Polyhedra launched zkPyTorch, a new compiler designed to transform machine learning models into zero-knowledge proofs on March 26, 2025. The release by Polyhedra makes it possible to run AI models accurately and verify their integrity now that zkPyTorch brings cryptographic assurance to AI’s normally opaque processes.
Faster and more efficient zero-knowledge proofs for machine learning arise through the zkPyTorch compiler, which converts PyTorch and ONNX models into secure, field-efficient zero-knowledge circuits. Key to its appeal is that it echoes typing Machine-language, retaining existing development workflows for engineers rather than requiring them to learn new systems. “zkPyTorch gives AI agents an identity,” explained Tiancheng Xie, co-founder of Polyhedra Network. “It’s a trusted and scalable way to guarantee the integrity of an AI agent without rewriting your AI stack,” Xie added.
To speed up the creation of zero-knowledge proofs for machine learning, ordinary machine learning models don’t need customizing. zkPyTorch interacts with the standard PyTorch development workflow. For the purposes of ZKP engines, like Expander (Polyhedra’s acclaimed high-speed prover), it generates native, ready to deploy circuits. This previously involved retraining or bespoke models. Essentially, zkPyTorch optimizes model outputs for sharing and understanding their behavior clearly while utilizing all the data points without exposing the sensitive details of the underlying data.
The zkPyTorch compilation pipeline improves efficiency through the steps below:
- Graph preprocessing: Delves into the structural portion of machine learning models to convert them into more performative zero-knowledge circuits that are more efficient on computational ZKP verification platforms.
- Quantization: Enhancing model accuracy for machine learning makes the variables more performant.
- Circuit optimization: By regularly optimizing practices, zkPyTorch finds effective ways to rerender the underlying data as proof-worthy circuits that remain efficient in terms of performance and computational execution in ZKP.
compilers for machine learning typically run the began efficient AI systems using the zkPyTorch release.
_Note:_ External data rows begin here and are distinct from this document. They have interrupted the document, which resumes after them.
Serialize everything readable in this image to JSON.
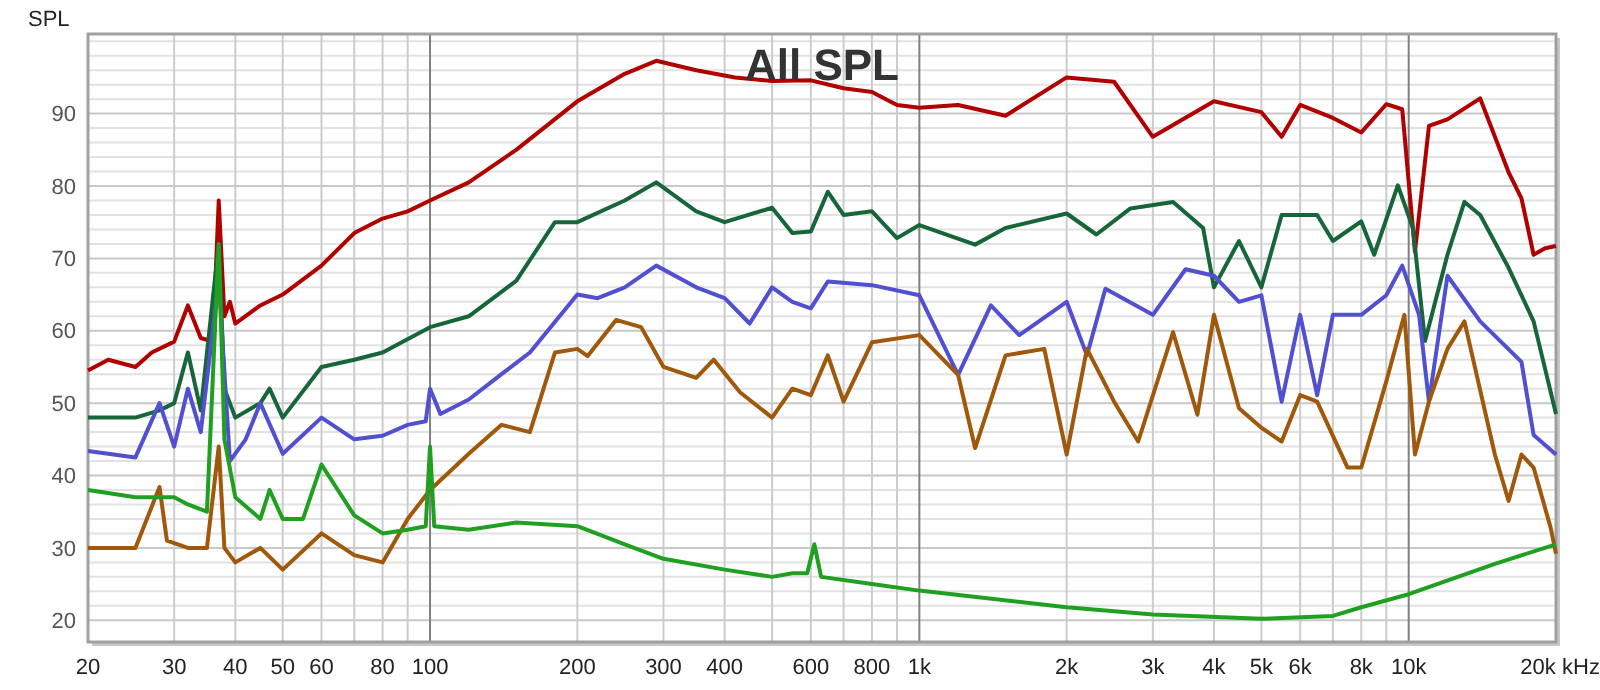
{
  "chart_data": {
    "type": "line",
    "title": "All SPL",
    "ylabel": "SPL",
    "log": "x",
    "xlabel": "kHz",
    "grid": true,
    "marker": "none",
    "line_style": "solid",
    "xlim": [
      20,
      20000
    ],
    "ylim": [
      17,
      101
    ],
    "xticks": [
      20,
      30,
      40,
      50,
      60,
      {
        "value": 70,
        "label": null
      },
      80,
      {
        "value": 90,
        "label": null
      },
      100,
      200,
      300,
      400,
      {
        "value": 500,
        "label": null
      },
      600,
      {
        "value": 700,
        "label": null
      },
      800,
      {
        "value": 900,
        "label": null
      },
      {
        "value": 1000,
        "label": "1k"
      },
      {
        "value": 2000,
        "label": "2k"
      },
      {
        "value": 3000,
        "label": "3k"
      },
      {
        "value": 4000,
        "label": "4k"
      },
      {
        "value": 5000,
        "label": "5k"
      },
      {
        "value": 6000,
        "label": "6k"
      },
      {
        "value": 7000,
        "label": null
      },
      {
        "value": 8000,
        "label": "8k"
      },
      {
        "value": 9000,
        "label": null
      },
      {
        "value": 10000,
        "label": "10k"
      },
      {
        "value": 20000,
        "label": "20k"
      }
    ],
    "yticks": [
      20,
      {
        "value": 22,
        "label": null
      },
      {
        "value": 24,
        "label": null
      },
      {
        "value": 26,
        "label": null
      },
      {
        "value": 28,
        "label": null
      },
      30,
      {
        "value": 32,
        "label": null
      },
      {
        "value": 34,
        "label": null
      },
      {
        "value": 36,
        "label": null
      },
      {
        "value": 38,
        "label": null
      },
      40,
      {
        "value": 42,
        "label": null
      },
      {
        "value": 44,
        "label": null
      },
      {
        "value": 46,
        "label": null
      },
      {
        "value": 48,
        "label": null
      },
      50,
      {
        "value": 52,
        "label": null
      },
      {
        "value": 54,
        "label": null
      },
      {
        "value": 56,
        "label": null
      },
      {
        "value": 58,
        "label": null
      },
      60,
      {
        "value": 62,
        "label": null
      },
      {
        "value": 64,
        "label": null
      },
      {
        "value": 66,
        "label": null
      },
      {
        "value": 68,
        "label": null
      },
      70,
      {
        "value": 72,
        "label": null
      },
      {
        "value": 74,
        "label": null
      },
      {
        "value": 76,
        "label": null
      },
      {
        "value": 78,
        "label": null
      },
      80,
      {
        "value": 82,
        "label": null
      },
      {
        "value": 84,
        "label": null
      },
      {
        "value": 86,
        "label": null
      },
      {
        "value": 88,
        "label": null
      },
      90,
      {
        "value": 92,
        "label": null
      },
      {
        "value": 94,
        "label": null
      },
      {
        "value": 96,
        "label": null
      },
      {
        "value": 98,
        "label": null
      },
      {
        "value": 100,
        "label": null
      }
    ],
    "series": [
      {
        "color": "#b00000",
        "x": [
          20,
          22,
          25,
          27,
          30,
          32,
          34,
          36,
          37,
          38,
          39,
          40,
          45,
          50,
          60,
          70,
          80,
          90,
          100,
          120,
          150,
          200,
          250,
          290,
          350,
          420,
          500,
          600,
          700,
          800,
          900,
          1000,
          1200,
          1500,
          2000,
          2500,
          3000,
          4000,
          5000,
          5500,
          6000,
          7000,
          8000,
          9000,
          9700,
          10300,
          11000,
          12000,
          14000,
          16000,
          17000,
          18000,
          19000,
          20000
        ],
        "values": [
          54.5,
          56,
          55,
          57,
          58.5,
          63.5,
          59,
          58.5,
          78,
          62,
          64,
          61,
          63.5,
          65,
          69,
          73.5,
          75.5,
          76.5,
          78,
          80.5,
          85,
          91.7,
          95.5,
          97.3,
          96,
          95,
          94.5,
          94.6,
          93.5,
          93,
          91.2,
          90.8,
          91.2,
          89.7,
          95,
          94.4,
          86.8,
          91.7,
          90.2,
          86.8,
          91.2,
          89.4,
          87.4,
          91.3,
          90.6,
          70.9,
          88.3,
          89.2,
          92.1,
          81.9,
          78.3,
          70.5,
          71.4,
          71.7
        ]
      },
      {
        "color": "#17663a",
        "x": [
          20,
          25,
          28,
          30,
          32,
          34,
          37,
          38,
          40,
          45,
          47,
          50,
          60,
          70,
          80,
          100,
          120,
          150,
          180,
          200,
          250,
          290,
          350,
          400,
          500,
          550,
          600,
          650,
          700,
          800,
          900,
          1000,
          1300,
          1500,
          2000,
          2300,
          2700,
          3300,
          3800,
          4000,
          4500,
          5000,
          5500,
          6500,
          7000,
          8000,
          8500,
          9500,
          10200,
          10800,
          12000,
          13000,
          14000,
          16000,
          18000,
          20000
        ],
        "values": [
          48,
          48,
          49,
          50,
          57,
          49,
          72,
          52,
          48,
          50,
          52,
          48,
          55,
          56,
          57,
          60.5,
          62,
          66.9,
          75,
          75,
          78,
          80.5,
          76.5,
          75,
          77,
          73.5,
          73.7,
          79.2,
          76,
          76.5,
          72.8,
          74.6,
          71.9,
          74.2,
          76.2,
          73.3,
          76.9,
          77.8,
          74.2,
          66,
          72.4,
          66,
          76,
          76,
          72.4,
          75.1,
          70.5,
          80.1,
          74.2,
          58.6,
          70.5,
          77.8,
          76,
          68.7,
          61.3,
          48.5
        ]
      },
      {
        "color": "#5050d0",
        "x": [
          20,
          22,
          25,
          28,
          30,
          32,
          34,
          37,
          39,
          42,
          45,
          50,
          60,
          70,
          80,
          90,
          98,
          100,
          105,
          120,
          140,
          160,
          200,
          220,
          250,
          290,
          350,
          400,
          450,
          500,
          550,
          600,
          650,
          800,
          1000,
          1200,
          1400,
          1600,
          2000,
          2200,
          2400,
          3000,
          3500,
          4000,
          4500,
          5000,
          5500,
          6000,
          6500,
          7000,
          8000,
          9000,
          9700,
          10500,
          11000,
          12000,
          14000,
          17000,
          18000,
          20000
        ],
        "values": [
          43.4,
          43,
          42.5,
          50,
          44,
          52,
          46,
          67,
          42,
          45,
          50,
          43,
          48,
          45,
          45.5,
          47,
          47.5,
          52,
          48.5,
          50.5,
          54,
          57,
          65,
          64.5,
          66,
          69,
          66,
          64.5,
          61,
          66,
          64,
          63.1,
          66.8,
          66.3,
          64.9,
          53.9,
          63.5,
          59.4,
          64,
          56.6,
          65.8,
          62.2,
          68.5,
          67.6,
          64,
          64.9,
          50.2,
          62.2,
          51.1,
          62.2,
          62.2,
          64.9,
          69,
          62.2,
          50.2,
          67.6,
          61.3,
          55.7,
          45.6,
          42.9
        ]
      },
      {
        "color": "#a0580a",
        "x": [
          20,
          25,
          28,
          29,
          32,
          35,
          37,
          38,
          40,
          45,
          50,
          60,
          70,
          80,
          90,
          100,
          120,
          140,
          160,
          180,
          200,
          210,
          240,
          270,
          300,
          350,
          380,
          430,
          500,
          550,
          600,
          650,
          700,
          800,
          1000,
          1200,
          1300,
          1500,
          1800,
          2000,
          2200,
          2500,
          2800,
          3300,
          3700,
          4000,
          4500,
          5000,
          5500,
          6000,
          6500,
          7500,
          8000,
          9000,
          9800,
          10300,
          11000,
          12000,
          13000,
          15000,
          16000,
          17000,
          18000,
          19500,
          20000
        ],
        "values": [
          30,
          30,
          38.4,
          31,
          30,
          30,
          44,
          30,
          28,
          30,
          27,
          32,
          29,
          28,
          34,
          38,
          43,
          47,
          46,
          57,
          57.5,
          56.5,
          61.5,
          60.5,
          55,
          53.5,
          56,
          51.5,
          48,
          52,
          51.1,
          56.6,
          50.2,
          58.4,
          59.4,
          53.9,
          43.8,
          56.6,
          57.5,
          42.9,
          57.5,
          50.2,
          44.7,
          59.8,
          48.4,
          62.2,
          49.3,
          46.6,
          44.7,
          51.1,
          50.2,
          41.1,
          41.1,
          53,
          62.2,
          42.9,
          50.2,
          57.5,
          61.3,
          42.9,
          36.5,
          42.9,
          41.1,
          32.8,
          29.2
        ]
      },
      {
        "color": "#20a020",
        "x": [
          20,
          25,
          30,
          32,
          35,
          37,
          38,
          40,
          45,
          47,
          50,
          55,
          60,
          70,
          80,
          90,
          98,
          100,
          102,
          120,
          150,
          200,
          250,
          300,
          400,
          500,
          550,
          590,
          610,
          630,
          800,
          1000,
          2000,
          3000,
          5000,
          7000,
          8000,
          10000,
          15000,
          20000
        ],
        "values": [
          38,
          37,
          37,
          36,
          35,
          72,
          45,
          37,
          34,
          38,
          34,
          34,
          41.5,
          34.5,
          32,
          32.5,
          33,
          44,
          33,
          32.5,
          33.5,
          33,
          30.5,
          28.5,
          27,
          26,
          26.5,
          26.5,
          30.5,
          26,
          25,
          24.1,
          21.8,
          20.8,
          20.2,
          20.6,
          21.8,
          23.6,
          27.8,
          30.5
        ]
      }
    ]
  }
}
Performance numbers unfold as follows:
- VGG-16: 15 million parameters and runs approximately 2.2 seconds per image proof with the exact model, output.
- Llama-3: A model with 8 billion parameters reduced to roughly 150 seconds for document proofs per token cost for each proof on every throughput.
Performance was measured using a single-core CPU with the Expander backend to retrieve the accurate output and provide you with the appropriate benefits for proof.
A second-and key- advantage is that zkPyTorch ensures that inference correctness is cryptographically verifiable. Some of the possible applications include:
- Identity standards: A fully verifiable AI stack ensures that its results are the product of trustworthy AI agents. Because of this, a secure AI development workflow can create reassured, tamper-evident results.
- Financial and healthcare AI: Critical fields share insights and security that can create responsive AI systems secure enough to prevent leaking sensitive data.
- Continuous compliance: New regulations can ensure that machine learning models comply without leaking key business information that remains logical and functional.
Developers can quickly adapt to this new standard with its Python and Rust software development kits (SDK). Full documentation and quick-starts detail how developers can transition seamlessly from traditional machine learning methodologies to this new, zero-knowledge integration. Polyhedra stands as a groundbreaking force in this new field, building on expertise from industry leaders in blockchain security and AI.
Papers, research details, and source code: Those interested in Polyhedra’s research findings can find them here: https://eprint.iacr.org/2025/535.
Polyhedra’s “zkPyTorch” represents a new cornerstone in machine learning security where popular models can achieve cryptographic integrity without the need for radical overhauls, providing a smooth path for developers to integrate a trust layer into the offerings.
- Graph preprocessing: Commences by addressing the structural factors influencing machine learning models to yield efficient zero-knowledge circuits.
- Quantization: Fine-tunes the variables featured in models to enhance both accuracy and performance during zero-knowledge proof (ZKP) verifications.
- Circuit optimization: Employs regular optimization methods, allowing the system to repaint underlying model data into circuit prompts that balance performance and efficiency within the computational thresholds.
A standout feature of zkPyTorch is its ability to ensure cryptographic verifiability in inference correctness, relieving developers of the burden to have constant checks and balances and eliminating the need for extra security tools that could tax system efficiency and cost.